Porque é que decidiu acabar com os postais de Natal que escrevia há 35 anos?
Bem, além de ser uma despesa enorme, porque eu envio entre 4 a 5 mil, cheguei à conclusão que a minha atividade cívica ambiental… eu fiz mais de 2.500 palestras em escolas e cheguei à conclusão que os miúdos ficam muito sensibilizados, as pessoas recebem o postal e ficam sensibilizadas, mas depois esquecem.
Quando crescem…?
Quando crescem, esquecem. E mesmo as pessoas adultas esquecem. Particularmente os miúdos esquecem, porque são muito incentivados para o consumismo, para serem integrados numa sociedade consumista, que nos consome. Devo dizer-lhe que fiz agora uma experiência: eu não costumo ver televisões, particularmente, os telejornais. E resolvi, na época festiva, ver.
Arrependeu-se….
Um autêntico bombardeamento de consumismo. Consumismo, consumismo, consumismo! Compram-se coisas que as pessoas nem sequer utilizam; e comer avantajadamente, e beber avantajadamente! E, pronto, a sociedade está assim.

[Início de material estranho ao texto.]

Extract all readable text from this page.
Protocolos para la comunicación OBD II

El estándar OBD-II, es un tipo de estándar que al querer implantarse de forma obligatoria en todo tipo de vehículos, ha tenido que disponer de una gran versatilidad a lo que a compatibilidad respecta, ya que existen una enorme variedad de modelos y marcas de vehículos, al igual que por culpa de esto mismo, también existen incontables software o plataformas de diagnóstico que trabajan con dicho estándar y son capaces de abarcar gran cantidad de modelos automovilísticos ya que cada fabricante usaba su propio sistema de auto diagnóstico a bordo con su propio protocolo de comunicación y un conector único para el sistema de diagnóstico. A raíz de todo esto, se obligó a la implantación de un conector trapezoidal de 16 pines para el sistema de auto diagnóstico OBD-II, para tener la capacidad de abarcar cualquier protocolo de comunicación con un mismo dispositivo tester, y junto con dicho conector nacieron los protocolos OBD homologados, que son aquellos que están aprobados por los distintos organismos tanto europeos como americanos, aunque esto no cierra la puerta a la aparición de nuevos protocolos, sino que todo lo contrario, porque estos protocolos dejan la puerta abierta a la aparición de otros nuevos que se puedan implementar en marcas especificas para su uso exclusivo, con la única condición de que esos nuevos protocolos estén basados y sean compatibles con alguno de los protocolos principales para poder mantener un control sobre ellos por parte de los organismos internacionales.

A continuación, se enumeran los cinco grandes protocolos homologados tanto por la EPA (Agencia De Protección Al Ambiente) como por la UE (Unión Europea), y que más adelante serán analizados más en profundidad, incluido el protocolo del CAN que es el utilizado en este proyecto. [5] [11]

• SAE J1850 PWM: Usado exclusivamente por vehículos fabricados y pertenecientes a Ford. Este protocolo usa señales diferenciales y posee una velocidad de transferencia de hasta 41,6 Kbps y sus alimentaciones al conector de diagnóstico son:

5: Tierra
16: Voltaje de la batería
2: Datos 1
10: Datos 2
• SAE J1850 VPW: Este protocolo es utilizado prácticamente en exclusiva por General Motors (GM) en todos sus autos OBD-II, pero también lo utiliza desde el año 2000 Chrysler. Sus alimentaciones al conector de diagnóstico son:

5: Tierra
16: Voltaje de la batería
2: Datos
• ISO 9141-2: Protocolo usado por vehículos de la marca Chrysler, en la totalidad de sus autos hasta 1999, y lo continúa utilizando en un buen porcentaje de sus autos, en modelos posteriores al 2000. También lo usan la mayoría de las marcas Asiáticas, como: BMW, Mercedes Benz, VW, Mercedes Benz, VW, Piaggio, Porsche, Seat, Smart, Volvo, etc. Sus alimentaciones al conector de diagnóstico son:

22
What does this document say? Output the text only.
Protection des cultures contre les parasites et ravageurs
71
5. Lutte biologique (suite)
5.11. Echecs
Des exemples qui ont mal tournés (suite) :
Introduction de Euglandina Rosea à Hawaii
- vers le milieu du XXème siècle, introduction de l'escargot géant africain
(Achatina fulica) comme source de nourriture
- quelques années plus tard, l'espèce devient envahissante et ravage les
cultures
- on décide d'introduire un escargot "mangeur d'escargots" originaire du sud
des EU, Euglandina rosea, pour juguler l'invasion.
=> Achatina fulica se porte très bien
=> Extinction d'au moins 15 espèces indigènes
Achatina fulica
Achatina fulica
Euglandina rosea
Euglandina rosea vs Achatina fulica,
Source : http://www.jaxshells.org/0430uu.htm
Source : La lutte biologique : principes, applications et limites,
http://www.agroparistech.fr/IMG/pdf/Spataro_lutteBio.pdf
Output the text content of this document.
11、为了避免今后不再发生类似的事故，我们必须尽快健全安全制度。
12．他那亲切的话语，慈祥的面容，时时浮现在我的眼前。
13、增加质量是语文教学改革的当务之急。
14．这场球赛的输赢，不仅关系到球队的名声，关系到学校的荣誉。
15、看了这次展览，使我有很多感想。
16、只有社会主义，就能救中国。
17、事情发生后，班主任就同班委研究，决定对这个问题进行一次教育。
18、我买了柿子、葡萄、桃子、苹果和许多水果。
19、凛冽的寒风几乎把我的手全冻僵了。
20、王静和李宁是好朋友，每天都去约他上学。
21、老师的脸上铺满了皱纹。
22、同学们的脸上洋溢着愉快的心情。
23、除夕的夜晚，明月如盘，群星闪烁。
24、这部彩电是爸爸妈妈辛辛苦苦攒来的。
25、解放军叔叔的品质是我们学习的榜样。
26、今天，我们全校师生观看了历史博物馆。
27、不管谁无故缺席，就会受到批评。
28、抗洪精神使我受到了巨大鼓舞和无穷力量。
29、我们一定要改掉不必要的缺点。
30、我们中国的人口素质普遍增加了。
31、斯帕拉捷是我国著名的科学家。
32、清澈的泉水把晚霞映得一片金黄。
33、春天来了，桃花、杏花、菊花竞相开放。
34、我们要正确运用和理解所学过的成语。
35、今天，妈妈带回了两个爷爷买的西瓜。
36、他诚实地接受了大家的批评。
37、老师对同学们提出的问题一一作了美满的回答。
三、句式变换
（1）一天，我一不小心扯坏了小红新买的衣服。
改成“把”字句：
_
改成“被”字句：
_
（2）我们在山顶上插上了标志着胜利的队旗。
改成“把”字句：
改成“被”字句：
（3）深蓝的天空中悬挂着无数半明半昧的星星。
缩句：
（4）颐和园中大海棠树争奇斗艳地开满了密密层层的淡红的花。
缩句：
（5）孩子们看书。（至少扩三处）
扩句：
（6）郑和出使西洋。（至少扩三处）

É por isso que escolheu o título “ambiente e desilusão” para este último postal de Natal?
Exatamente. É uma desilusão. Porque, por exemplo, o que está a acontecer, estes incêndios nos Estados Unidos… as pessoas falam nas alterações climáticas… são, realmente, responsáveis, numa parte, por isso, mas não só. Eles têm casas de madeira! Entende-se que tenham casas de madeira no meio da floresta?! É por isso que arderam! E a mim, o que me dói, é que, neste país, Portugal, há atualmente um incentivo às pessoas a comprarem casas de madeira. Isso devia ser expressamente proibido, porque estamos em pleno aquecimento global!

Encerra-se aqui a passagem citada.